Colombian brewer Bavaria said on March 23 it aimed to become the world's seventh-largest brewer within three years, up from its current ranking as No. 10, as Latin American populations grow and beer consumption increases, according to Reuters. After spending $1.1 billion on expansion and buying brewers in Peru, Ecuador, Panama and Costa Rica to double its output over the past three years, Bavaria will need no further acquisitions to take it to No. 7, President Ricardo Obregon said.

He said Bavaria, controlled by Colombian businessman Julio Mario Santo Domingo, was currently the 10th largest brewer in the world following the merger of Brazil's AmBev and Belgium Interbrew. "This is an absolutely feasible challenge, because the brewers which are in front of us don't produce much more than the 27.8 million hectoliters of beer products we produce and sell," Obregon told a news conference after a shareholders' meeting.

The company's shares rose 0.77 % on the Colombian Stock Exchange to 18,260 pesos after Obregon spoke. According to independent industry research body Canadean, Bavaria is only the 15th biggest brewer in the world, but Canadean listed Bavaria's total brewing at only 22 million hectoliters in 2003, considerably below Bavaria's own figure. The Colombian brewer has an advantage over its global competitors in that populations are growing in its Latin American markets and beer consumption per capita is relatively low, with room for expansion.

Bavaria dominates markets in Colombia, Peru, Ecuador and Panama. The company aims to reduce its total debt to $1.5 billion in two years, Obregon said, after acquisitions took its liabilities to $2.07 billion at the end of 2003. In a few years, with lower debt and more sales, the company might look to further expansion, Obregon said. The debt is made up mainly of bonds Bavaria has issued in Colombia and loans from the Andean Development Corporation.

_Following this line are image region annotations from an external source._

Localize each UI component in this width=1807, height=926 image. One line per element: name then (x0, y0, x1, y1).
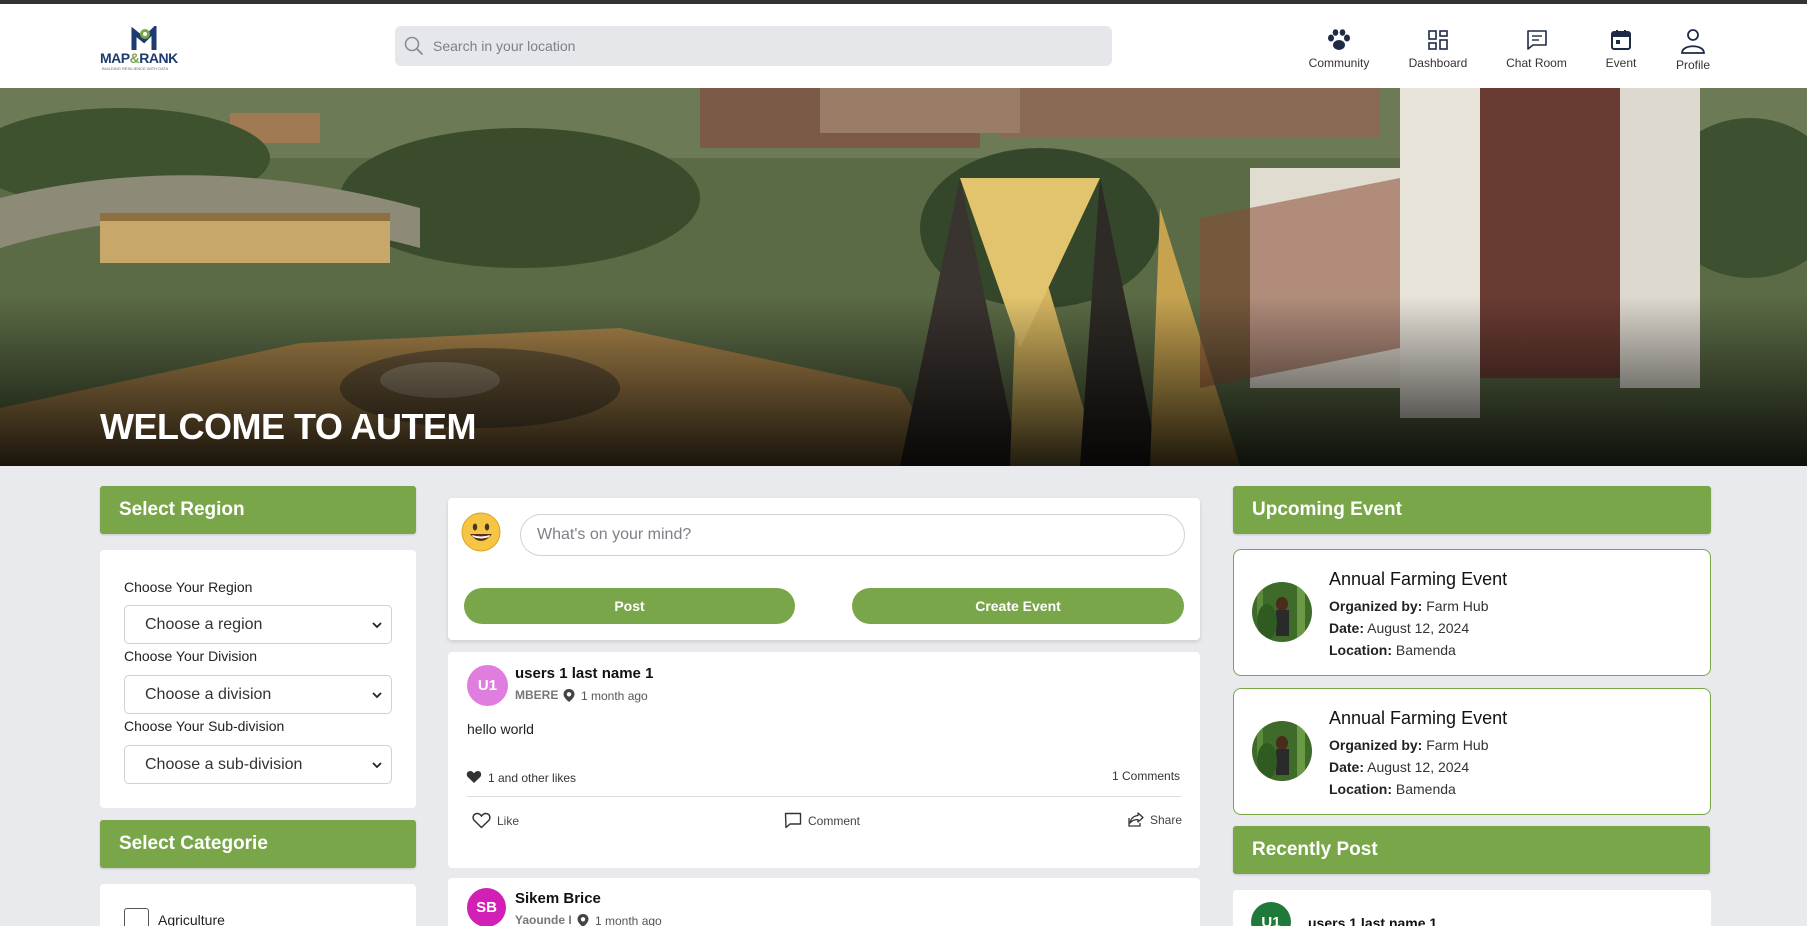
region-select[interactable]: Choose a region (124, 605, 392, 644)
subdivision-select-value: Choose a sub-division (145, 755, 303, 773)
nav-dashboard-label: Dashboard (1408, 56, 1468, 70)
category-filter-card: Agriculture (100, 884, 416, 926)
nav-event-label: Event (1605, 56, 1637, 70)
create-event-button[interactable]: Create Event (852, 588, 1184, 624)
recently-post-header: Recently Post (1233, 826, 1710, 874)
nav-profile[interactable]: Profile (1670, 28, 1716, 78)
division-select-value: Choose a division (145, 685, 272, 703)
post-body: hello world (467, 721, 534, 737)
comment-icon (784, 812, 802, 829)
heart-outline-icon (472, 812, 491, 829)
hero-title: WELCOME TO AUTEM (100, 406, 476, 447)
post-composer: What's on your mind? Post Create Event (448, 498, 1200, 640)
nav-chat-room-label: Chat Room (1506, 56, 1567, 70)
post-location: MBERE (515, 688, 559, 702)
event-location: Location: Bamenda (1329, 781, 1456, 797)
whats-on-your-mind-input[interactable]: What's on your mind? (520, 514, 1185, 556)
post-location: Yaounde I (515, 913, 572, 926)
paw-icon (1328, 29, 1350, 50)
user-icon (1681, 29, 1705, 54)
chat-icon (1526, 30, 1547, 50)
subdivision-select[interactable]: Choose a sub-division (124, 745, 392, 784)
event-organizer: Organized by: Farm Hub (1329, 737, 1489, 753)
search-icon (404, 36, 423, 55)
event-date: Date: August 12, 2024 (1329, 759, 1470, 775)
likes-count[interactable]: 1 and other likes (488, 771, 576, 785)
chevron-down-icon (372, 622, 382, 629)
comments-count[interactable]: 1 Comments (1112, 769, 1180, 783)
post-card: U1 users 1 last name 1 MBERE 1 month ago… (448, 652, 1200, 868)
event-date: Date: August 12, 2024 (1329, 620, 1470, 636)
post-author-name[interactable]: Sikem Brice (515, 890, 601, 907)
author-avatar[interactable]: U1 (467, 665, 508, 706)
category-checkbox-agriculture[interactable] (124, 908, 149, 926)
author-avatar[interactable]: SB (467, 888, 506, 926)
select-category-header: Select Categorie (100, 820, 416, 868)
like-button[interactable]: Like (472, 812, 519, 829)
region-label: Choose Your Region (124, 579, 253, 595)
comment-button[interactable]: Comment (784, 812, 860, 829)
recent-author-avatar[interactable]: U1 (1251, 902, 1291, 926)
event-title: Annual Farming Event (1329, 708, 1508, 728)
share-label: Share (1150, 812, 1183, 827)
division-label: Choose Your Division (124, 648, 258, 664)
chevron-down-icon (372, 762, 382, 769)
recent-post-card[interactable]: U1 users 1 last name 1 (1233, 890, 1711, 926)
smiley-emoji-icon[interactable] (461, 512, 501, 552)
event-card[interactable]: Annual Farming Event Organized by: Farm … (1233, 688, 1711, 815)
calendar-icon (1611, 30, 1631, 50)
category-label-agriculture: Agriculture (158, 912, 225, 926)
chevron-down-icon (372, 692, 382, 699)
search-input[interactable] (433, 26, 1093, 66)
upcoming-event-header: Upcoming Event (1233, 486, 1711, 534)
post-author-name[interactable]: users 1 last name 1 (515, 665, 653, 682)
recent-author-name[interactable]: users 1 last name 1 (1308, 915, 1437, 926)
region-select-value: Choose a region (145, 615, 263, 633)
logo-wordmark: MAP&RANK (100, 50, 178, 66)
post-button[interactable]: Post (464, 588, 795, 624)
event-thumbnail (1252, 721, 1312, 781)
nav-profile-label: Profile (1675, 58, 1710, 72)
hero-banner: WELCOME TO AUTEM (0, 88, 1807, 466)
post-time: 1 month ago (595, 914, 662, 926)
location-pin-icon (577, 914, 589, 926)
heart-filled-icon (466, 770, 482, 783)
region-filter-card: Choose Your Region Choose a region Choos… (100, 550, 416, 808)
nav-event[interactable]: Event (1597, 28, 1645, 78)
share-icon (1128, 812, 1144, 827)
grid-icon (1428, 30, 1448, 50)
comment-label: Comment (808, 813, 861, 828)
select-region-header: Select Region (100, 486, 416, 534)
post-card: SB Sikem Brice Yaounde I 1 month ago (448, 878, 1200, 926)
event-title: Annual Farming Event (1329, 569, 1508, 589)
nav-community-label: Community (1308, 56, 1370, 70)
nav-chat-room[interactable]: Chat Room (1500, 28, 1573, 78)
event-thumbnail (1252, 582, 1312, 642)
event-location: Location: Bamenda (1329, 642, 1456, 658)
nav-dashboard[interactable]: Dashboard (1400, 28, 1476, 78)
logo-tagline: BUILDING RESILIENCE WITH DATA (102, 66, 169, 71)
event-card[interactable]: Annual Farming Event Organized by: Farm … (1233, 549, 1711, 676)
division-select[interactable]: Choose a division (124, 675, 392, 714)
search-bar[interactable] (395, 26, 1112, 66)
location-pin-icon (563, 689, 575, 702)
top-navbar: MAP&RANK BUILDING RESILIENCE WITH DATA C… (0, 0, 1807, 88)
nav-community[interactable]: Community (1300, 28, 1378, 78)
share-button[interactable]: Share (1128, 812, 1182, 827)
event-organizer: Organized by: Farm Hub (1329, 598, 1489, 614)
like-label: Like (497, 813, 520, 828)
subdivision-label: Choose Your Sub-division (124, 718, 285, 734)
post-time: 1 month ago (581, 689, 648, 703)
app-logo[interactable]: MAP&RANK BUILDING RESILIENCE WITH DATA (100, 22, 200, 71)
divider (467, 796, 1181, 797)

Bavaria's sales jumped 65 % to 4.74 trillion pesos ($1.8 billion) in 2003, due to its acquisition of a controlling share of Peru's only brewer, Backus. But a strengthening Colombian peso hit net profits, which fell 73 percent to 101 billion pesos ($38 million). Exports currently make up a small share of Bavaria's sales, notably from exporting Peruvian brands such as Cusquena to the United States. But the company hopes to increase sales to the United States and Europe, and is considering plans for a new brand of premium beer to be sold throughout its home markets, Obregon said. Bavaria plans to invest $148 million in 2004.